Couchsurfing 101: Building a Profile
Couchsurfing.org, a well-structured website that allows its users to connect with generous couch hosts around the world, is an invaluable resource that I discovered only a few short years ago. The theory behind the concept is more beautiful than meets the eye– not only are travelers able to contact potential hosts in hopes of saving some money (while still sleeping somewhere safe and warm), travelers are also given the opportunity to reach out to locals of the place they’ll be traveling! People who can show them the local ins and outs of the city, take them out for drinks, and potentially become lifelong friends. So how does the whole website work exactly?
First, type in the url: couchsurfing.org. This should take you to a page where you are given the option to sign up, or log-in. If you are a first time user, select the sign up option. Don’t be worried about entering your email address and phone number, these are only used to verify your identity for the safety of the other Couchsurfers. I have never received spam mail from the website, and your information is kept completely confidential. Once you have filled out the basic information, you will want to build a profile.
Like any other social media site, building the perfect profile is absolutely key to your success. It is your online persona, your avatar, and what will attract (or repel) potential friends from you. That being said, your Couchsurfer profile is different in one important way– it is created with the intention of eventually meeting these other individuals. Don’t spice up your life with false details or put up unrealistic pictures– be true to yourself and your personality, because this will dictate the sort of people you will meet. Upload a vibrant picture– it could be a clear headshot or a photograph of you traveling somewhere beautiful, or doing something you love. Make sure to avoid dark, pixilated photographs because these come off unbelievably creepy. Old man in the argyle sweater, I’m talking to you. If someone is opening their home to you or staying overnight in your home, they want to know what you look like. They want to see that your eyes are the eyes of someone that can be trusted. Another mistake to avoid is putting up a photograph of yourself surrounded by friends. It can be off-putting to view someone’s profile picture and be unsure which of the fifteen fairly small faces is them.

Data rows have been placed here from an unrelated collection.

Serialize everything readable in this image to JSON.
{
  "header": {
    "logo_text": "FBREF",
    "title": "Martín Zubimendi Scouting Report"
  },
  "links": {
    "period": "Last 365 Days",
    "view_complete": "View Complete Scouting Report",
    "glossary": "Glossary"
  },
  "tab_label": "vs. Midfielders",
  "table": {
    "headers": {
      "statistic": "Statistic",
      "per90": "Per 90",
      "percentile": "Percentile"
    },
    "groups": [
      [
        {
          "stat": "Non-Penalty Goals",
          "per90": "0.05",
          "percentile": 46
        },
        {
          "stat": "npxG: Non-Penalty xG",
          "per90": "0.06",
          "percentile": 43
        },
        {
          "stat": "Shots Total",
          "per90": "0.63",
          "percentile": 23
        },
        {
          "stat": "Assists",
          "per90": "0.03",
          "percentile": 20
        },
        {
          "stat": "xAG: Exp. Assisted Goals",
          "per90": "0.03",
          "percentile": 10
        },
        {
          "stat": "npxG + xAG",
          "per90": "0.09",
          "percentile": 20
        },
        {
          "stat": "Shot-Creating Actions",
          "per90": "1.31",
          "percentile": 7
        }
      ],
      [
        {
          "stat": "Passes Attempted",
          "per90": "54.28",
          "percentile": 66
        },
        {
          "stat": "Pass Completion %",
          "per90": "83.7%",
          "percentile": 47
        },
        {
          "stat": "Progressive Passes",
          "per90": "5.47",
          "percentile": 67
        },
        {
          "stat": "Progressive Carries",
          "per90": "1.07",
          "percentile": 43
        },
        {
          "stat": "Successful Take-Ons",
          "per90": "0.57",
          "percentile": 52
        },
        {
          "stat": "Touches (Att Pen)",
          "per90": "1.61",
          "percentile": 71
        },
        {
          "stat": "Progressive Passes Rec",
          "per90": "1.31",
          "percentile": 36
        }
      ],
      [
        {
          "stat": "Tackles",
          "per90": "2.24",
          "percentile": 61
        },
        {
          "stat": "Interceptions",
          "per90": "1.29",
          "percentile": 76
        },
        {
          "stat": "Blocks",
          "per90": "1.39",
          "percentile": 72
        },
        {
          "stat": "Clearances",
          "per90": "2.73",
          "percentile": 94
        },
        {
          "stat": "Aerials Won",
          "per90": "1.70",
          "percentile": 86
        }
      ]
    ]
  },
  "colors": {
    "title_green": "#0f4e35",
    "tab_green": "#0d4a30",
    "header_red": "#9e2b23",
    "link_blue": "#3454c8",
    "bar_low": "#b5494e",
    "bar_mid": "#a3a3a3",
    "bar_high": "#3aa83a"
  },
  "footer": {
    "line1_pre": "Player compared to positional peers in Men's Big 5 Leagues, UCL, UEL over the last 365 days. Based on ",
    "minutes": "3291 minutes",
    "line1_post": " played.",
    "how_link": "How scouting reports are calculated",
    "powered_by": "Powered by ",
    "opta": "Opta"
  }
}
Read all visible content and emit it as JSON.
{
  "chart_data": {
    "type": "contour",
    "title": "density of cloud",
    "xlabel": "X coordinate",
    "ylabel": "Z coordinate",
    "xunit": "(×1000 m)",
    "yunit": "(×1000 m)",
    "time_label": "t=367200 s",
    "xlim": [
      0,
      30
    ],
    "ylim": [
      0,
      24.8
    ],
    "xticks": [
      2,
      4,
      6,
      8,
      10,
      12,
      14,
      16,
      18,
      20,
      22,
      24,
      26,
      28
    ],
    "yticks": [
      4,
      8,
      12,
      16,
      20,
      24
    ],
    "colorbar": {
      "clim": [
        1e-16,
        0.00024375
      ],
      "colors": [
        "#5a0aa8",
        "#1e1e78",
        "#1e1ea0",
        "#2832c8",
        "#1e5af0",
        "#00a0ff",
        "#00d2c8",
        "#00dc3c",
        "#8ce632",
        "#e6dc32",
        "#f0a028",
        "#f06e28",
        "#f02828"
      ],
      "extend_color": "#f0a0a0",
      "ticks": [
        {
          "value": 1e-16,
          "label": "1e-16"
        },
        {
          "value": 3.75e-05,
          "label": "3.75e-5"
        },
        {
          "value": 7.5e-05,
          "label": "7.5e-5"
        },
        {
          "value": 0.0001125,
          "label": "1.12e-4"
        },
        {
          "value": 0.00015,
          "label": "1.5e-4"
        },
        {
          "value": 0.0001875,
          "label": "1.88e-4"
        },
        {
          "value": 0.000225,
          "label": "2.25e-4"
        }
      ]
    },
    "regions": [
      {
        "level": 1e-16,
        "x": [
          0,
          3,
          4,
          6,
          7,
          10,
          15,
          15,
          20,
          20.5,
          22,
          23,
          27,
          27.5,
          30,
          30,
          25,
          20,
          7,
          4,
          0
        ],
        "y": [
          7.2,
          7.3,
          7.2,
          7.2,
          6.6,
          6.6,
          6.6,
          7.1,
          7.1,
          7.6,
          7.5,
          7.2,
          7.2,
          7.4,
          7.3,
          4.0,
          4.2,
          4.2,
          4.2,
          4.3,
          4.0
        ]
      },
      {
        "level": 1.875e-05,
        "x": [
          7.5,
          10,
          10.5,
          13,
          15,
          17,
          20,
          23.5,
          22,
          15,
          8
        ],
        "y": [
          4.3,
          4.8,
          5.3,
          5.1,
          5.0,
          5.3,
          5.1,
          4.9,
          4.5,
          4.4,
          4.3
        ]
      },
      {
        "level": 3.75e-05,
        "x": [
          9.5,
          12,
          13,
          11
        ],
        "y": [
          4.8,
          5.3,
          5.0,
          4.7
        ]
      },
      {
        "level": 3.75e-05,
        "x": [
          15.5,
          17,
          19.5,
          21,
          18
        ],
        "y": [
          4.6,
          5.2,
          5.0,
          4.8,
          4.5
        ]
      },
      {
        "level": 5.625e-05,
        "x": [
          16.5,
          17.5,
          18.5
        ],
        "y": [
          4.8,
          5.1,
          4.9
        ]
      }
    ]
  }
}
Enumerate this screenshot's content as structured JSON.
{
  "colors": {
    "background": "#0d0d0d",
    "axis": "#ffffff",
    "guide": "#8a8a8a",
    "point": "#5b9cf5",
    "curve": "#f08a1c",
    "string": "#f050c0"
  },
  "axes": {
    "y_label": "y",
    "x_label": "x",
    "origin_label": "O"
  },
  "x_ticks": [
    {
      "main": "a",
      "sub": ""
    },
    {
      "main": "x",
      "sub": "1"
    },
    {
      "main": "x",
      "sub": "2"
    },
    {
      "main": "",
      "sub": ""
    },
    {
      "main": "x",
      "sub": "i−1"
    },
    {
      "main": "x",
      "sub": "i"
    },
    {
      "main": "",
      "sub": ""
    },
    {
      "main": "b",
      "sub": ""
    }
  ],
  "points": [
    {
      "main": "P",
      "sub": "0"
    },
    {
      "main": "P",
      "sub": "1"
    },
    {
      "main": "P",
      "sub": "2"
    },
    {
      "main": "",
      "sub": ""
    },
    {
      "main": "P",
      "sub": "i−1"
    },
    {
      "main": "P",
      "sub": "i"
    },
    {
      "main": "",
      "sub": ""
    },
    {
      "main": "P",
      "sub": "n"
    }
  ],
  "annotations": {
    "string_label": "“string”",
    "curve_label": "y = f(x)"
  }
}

Once you have uploaded a clear, friendly image of yourself, begin to fill in the details of your life. You’ll be asked about your interests, your personal philosophy, your favorites movies, books, and films, places you’ve traveled and –of course– your living situation. Don’t be afraid to elaborate. People will be much more comfortable staying in close quarters with someone who loves Braveheart, rock climbing, and dreams of learning to surf, than someone who likes “funny” movies and has a “great personality.” Remember that descriptive words are your friends, and the more relatable details you provide, the better!
Lastly, fill out your Couchsurfer hosting information. You’ll see a button with an orange couch on it, asking if you are willing to host Couchsurfers while you are not traveling. Think about it carefully before responding. Selecting “yes” is not an in-stone commitment, but you will more than likely begin receiving regular requests from Couchsurfers for a place to stay. Are you comfortable with other people in your house and around your belongings? Will you feel pleasant or awkward with the company of new friends in your private space? If you decide that you would like to host, select Yes, and proceed to fill out the specific information regarding your hosting situation. Are you okay with kids or pets staying in your home? Don’t be afraid to say no if you are not. After all, you are being kind enough to open up your home, and you are the one to make the rules.